Cloud, Virtualization and Mobile Computing: Why They Work So Well Together
The promise of mobile technology to improve productivity and yield significant business results has been very clear to conceptualize yet fairly difficult to realize. This is a direct result of the way that technology infrastructures have been deployed in most organizations. At its core, mobile computing requires an infrastructure that is adaptable, flexible, and ubiquitous while traditional implementations are rigid, inflexible and intended to be used while physically at work.
Most current infrastructure deployments were built on the premise that employees would work at a specific location, such as an office or cubicle. In some instances, an employee may need to travel to a secondary business location, or facility, and still require access to needed resources, however it is usually to locations that share the same network domain. Exceptions can be made for “mobile” workers by giving them access to the company network via a Virtual Private Network (“VPN”), essentially extending the network domain to an endpoint. While this model has allowed workers to be somewhere other than their desk to get work done, it is a fairly restrictive technology solution, although arguably a step in the right direction.
An additional aspect causing difficulty for companies attempting to implement a mobile strategy is the fact that most existing applications were not designed for mobile devices; getting access to resources on any device other than a standard computer is often unsatisfactory or impossible.
In any cloud, virtual and mobile environment, the key is flexibility in design, appropriateness of solution to function, and the ability to provide access irrespective of user’s location
Meeting the needs of mobile computing requires that the methods, applications, and infrastructure become far more flexible than what exists in most companies today. The overhead of a VPN solution, limited access to resources once connected, and applications not designed for the purpose of being on a mobile platform combined with the lack of flexibility inherent in this architecture have inhibited both the adoption and benefits of a truly mobile workforce. Successful mobile implementations will require that applications used on the mobile device are suited for the actual device being used and means that traditional office applications need to be redesigned from the ground up.
There are examples of mobile applications that are successful today that we rarely think of in terms of having been redesigned for the mobile environment. Arguably, the most common example is the sending and receiving of email on a smartphone. In today’s workforce, the ability to use email on a mobile device is generally considered a simple request and is expected by many (especially younger) workers. The smartphone version of the mail application is a simplified version of the fully deployed mail application one uses while in the office. No matter which mail application is used it will have been specifically designed for the user interface and resources available on the mobile device.
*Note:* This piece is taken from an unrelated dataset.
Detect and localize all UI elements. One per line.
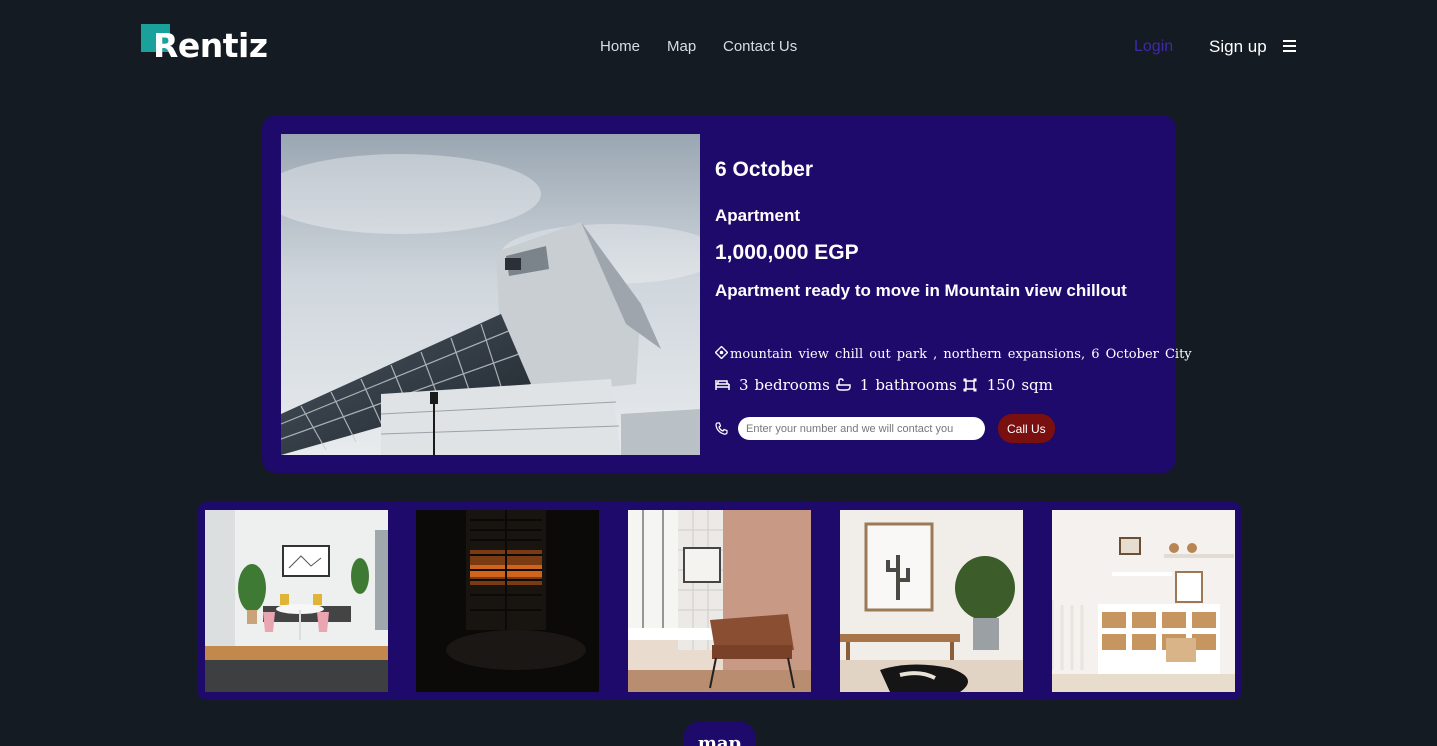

Another example that is becoming much more common is hosted voice services, essentially getting rid of the PBX and associated infrastructure, outsourcing it to a third party voice provider and simply subscribing to voice services on a per user basis.
The enabling technologies required to successfully deploy mobile applications (“apps”) are the implementation of a cloud based infrastructure and the virtualization of the resources required to interact from the mobile device. Virtualization allows for resources (servers, storage) to be quickly created and/or sized to meet the needs of most companies, specifically accommodating the mobile user community when properly implemented. Hosting the virtualized resources in the cloud, provides for ubiquitous access largely independent of location so that well designed apps can interact with hosted resources in ways that are specific since the versions are generally single purpose in design (as in the email example).
Often companies choose to build a form of hybrid cloud and virtualization infrastructure. Outsourcing data center(s), virtualizing server(s) in racks, and providing access via the public internet with security handled in the data center are straightforward steps toward implementing a type of hybrid cloud. A further step in this model is to eliminate the notion of a data center and use a provider of cloud services for virtualizing, in software, the servers and storage platforms needed to run the business; the advantage of this model is that all future upgrades, hardware and software, are offloaded to the cloud provider. It is important to understand the pricing model for such an arrangement, while also considering the offset costs when deciding what type of cloud / virtualization model to implement. Most companies will choose among multiple cloud providers for specific purposes; an accounting package may host the databases in its cloud, a voice provider will host the PBX in its cloud, while the company may host their own document in its private cloud.
In any cloud, virtual and mobile environment, the key is flexibility in design, appropriateness of solution to function, and the ability to provide access irrespective of user’s location. Of course, cost, security and other considerations must be taken into account but these are variations on the same considerations that exist in traditional infrastructure implementations.
Cloud computing is a model for enabling ubiquitous access to a network of shared, configurable computing resources, enabling users and organizations with capabilities, depending on need, to process, store and manage their data in third-party data centers. Clouds may be private (owned and maintained by the company), public or a hybrid of both models, but, in any configuration allows for the sharing of resources to achieve economies of scale.
Virtualization means to create a virtual instance of a device or other resource (servers, storage devices, networks or operating systems) providing a framework that divides the resource into one or more environments to provide the capability of the intended device. Virtualization has been used since 1960s.